I wake up in a world unequivocally worse than the world I knew yesterday. I feel the international stamp of shame that comes with my title as an American, and I weep.
I weep for the terrified refugees fleeing the atrocities of war and trying to make a better life for their families who will now be more at risk than ever under his red-faced rule.
I weep for the victims of rape and for the LGBTQ community, who will continue to see their injustices mirrored on a national stage.
I weep for my beloved land and all of the creatures that inhabit it.

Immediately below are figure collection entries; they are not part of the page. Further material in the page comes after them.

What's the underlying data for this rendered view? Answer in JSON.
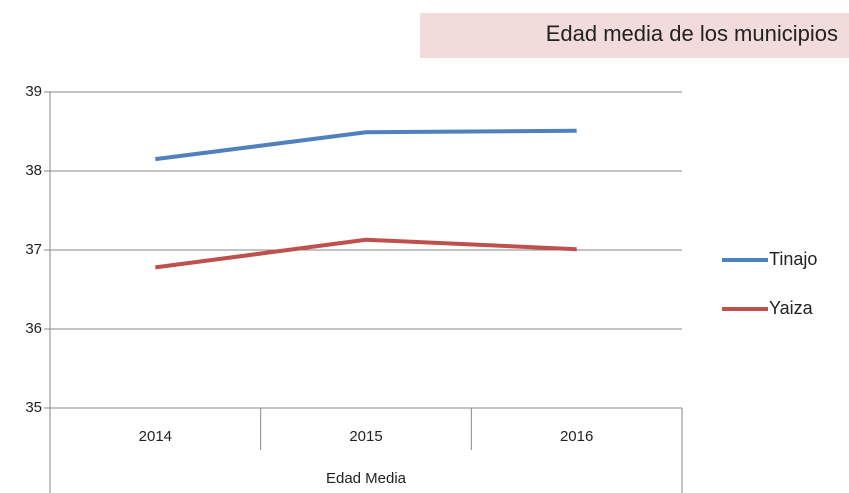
{
  "chart_data": {
    "type": "line",
    "title": "Edad media de los municipios",
    "categories": [
      "2014",
      "2015",
      "2016"
    ],
    "xlabel": "Edad Media",
    "series": [
      {
        "name": "Tinajo",
        "color": "#4f81bd",
        "values": [
          38.15,
          38.49,
          38.51
        ]
      },
      {
        "name": "Yaiza",
        "color": "#c0504d",
        "values": [
          36.78,
          37.13,
          37.01
        ]
      }
    ],
    "ylim": [
      35,
      39
    ],
    "yticks": [
      35,
      36,
      37,
      38,
      39
    ],
    "grid": true,
    "legend": "right"
  }
}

Who will champion the public land, the fish of the Animas river, and the Scaup in the Boreal forests in the face of the Bundys, unparalleled pollution, and the whiff of potential oil sources?
I weep for my fellow women, especially those who fought so hard for the right to vote, to decide what to do with our bodies, and those who thought they’d lived to see the day we broke that glass ceiling once and for all.
I weep for the Obamas, who put their heart and soul into changing this country for the better with more poise and grace than any family before them, and who will now have to watch as it crumbles away.
And still I ask, how can I help?
How can I help make my community a safer, more respectful place for people who don’t look quite the same as our Commander in Chief?
How can I help defy the odds and rise through the mist of misogyny into a respected career?
How can I help to bring pride back to a country which has, overnight, stunned the rest of the world into disbelief and surely delivered us to a new level of mockery?
How can I help but to feel disdain and disgust for my fellow Americans?
But no. I will not let myself stoop to the level of pessimism and hate against which we’ve been fighting this whole time. I will choose love and hope and I will stand with anyone who feels marginalized by this election. We must maintain our optimism and choose to come together as a nation. In the words of Nikki Giovanni,
“we will prevail, we will prevail, we will prevail.”